The following is a blog post from 2020 that I wrote and shared while involved in a rock climbing rehab group with Dr. Jared Vagy. I continue to have people reach out to me about their own cases, so I thought it would be worthwhile to share on our own site.
-Aaron Simon, PT, DPT
In preparation for your anticipated climbing trip to Red Rocks, you double the volume and increase the intensity of your training regimen. During your second week of your new regimen, you notice that your fingers are unusually sore. Thinking of this as a good sign of getting stronger, you go to bed motivated to continue your training.

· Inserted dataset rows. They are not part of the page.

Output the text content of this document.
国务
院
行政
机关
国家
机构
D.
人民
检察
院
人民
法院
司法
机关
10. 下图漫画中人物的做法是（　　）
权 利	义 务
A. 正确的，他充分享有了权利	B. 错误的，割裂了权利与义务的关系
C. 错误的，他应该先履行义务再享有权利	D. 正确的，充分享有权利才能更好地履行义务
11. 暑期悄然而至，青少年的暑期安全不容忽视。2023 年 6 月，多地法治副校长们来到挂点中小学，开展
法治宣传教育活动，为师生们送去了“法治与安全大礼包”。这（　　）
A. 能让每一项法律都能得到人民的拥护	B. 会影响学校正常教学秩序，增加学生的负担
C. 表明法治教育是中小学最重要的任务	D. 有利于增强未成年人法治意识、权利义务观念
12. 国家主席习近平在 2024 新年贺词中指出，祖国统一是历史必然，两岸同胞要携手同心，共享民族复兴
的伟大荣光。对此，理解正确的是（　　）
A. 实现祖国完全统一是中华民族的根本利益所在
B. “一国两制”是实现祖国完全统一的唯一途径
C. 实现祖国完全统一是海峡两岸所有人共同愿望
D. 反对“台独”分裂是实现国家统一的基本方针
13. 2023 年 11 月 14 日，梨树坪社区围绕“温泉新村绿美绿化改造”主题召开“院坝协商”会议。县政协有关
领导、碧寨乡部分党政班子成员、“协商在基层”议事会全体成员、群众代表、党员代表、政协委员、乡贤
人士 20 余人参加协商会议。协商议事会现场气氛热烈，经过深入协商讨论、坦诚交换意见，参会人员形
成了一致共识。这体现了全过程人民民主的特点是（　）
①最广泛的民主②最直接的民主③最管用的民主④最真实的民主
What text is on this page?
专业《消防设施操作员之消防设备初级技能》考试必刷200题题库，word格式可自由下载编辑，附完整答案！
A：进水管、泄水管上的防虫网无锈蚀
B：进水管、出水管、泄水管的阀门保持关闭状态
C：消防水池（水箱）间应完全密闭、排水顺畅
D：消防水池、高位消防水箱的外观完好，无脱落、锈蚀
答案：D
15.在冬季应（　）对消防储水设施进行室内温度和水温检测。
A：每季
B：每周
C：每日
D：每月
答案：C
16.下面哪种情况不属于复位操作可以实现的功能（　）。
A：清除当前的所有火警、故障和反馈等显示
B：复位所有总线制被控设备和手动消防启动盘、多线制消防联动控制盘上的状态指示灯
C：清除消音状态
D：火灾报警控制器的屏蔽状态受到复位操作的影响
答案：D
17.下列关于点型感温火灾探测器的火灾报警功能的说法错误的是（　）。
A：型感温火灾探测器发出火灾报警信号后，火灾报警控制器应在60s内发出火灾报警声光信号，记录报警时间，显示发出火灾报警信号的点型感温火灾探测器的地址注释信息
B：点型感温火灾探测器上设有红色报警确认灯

The next day, your fingers are still sore, but you decide to train through it. The soreness worsens as the week progresses, and you worry you may have injured your fingers by overtraining. Your trip is just a few weeks away and all the plans are already set in motion. What should you do?
Image courtesy of "Climb Injury Free"
Signs and Symptoms
Pain typically comes on within minutes or hours after a climbing session, or acutely while climbing. While flexor tendon tenosynovitis can have a rapid onset from a single hard day or training session, it is most common with an increase in training volume, or from consistent overuse.
Tenosynovitis, or inflammation of the finger flexor tendon sheath (synovium), is a common overuse syndrome that climbers may experience. There are 2 musculotendinous units that could be involved, the flexor digitorum superficialis (FDS) and flexor digitorum profundus (FDP). They extend well beyond the fingers that they move, originating around the medial aspect of your elbow and forearm, and inserting into the middle and distal phalanges of the fingers. While these muscles work together to flex your fingers at their individual joints, the stresses required of them vary, especially with different holds and grip techniques.(8) In general, the FDS is going to be most stressed in a full crimp position, and the FDP more involved when the fingers are bent at the last joint (think open hand crimps on small edges or large positive holds you can wrap your fingers around. As climbing technique affects how your load is distributed to these muscles, you may be able to differentiate how they are involved based on the types of holds that bring on your symptoms.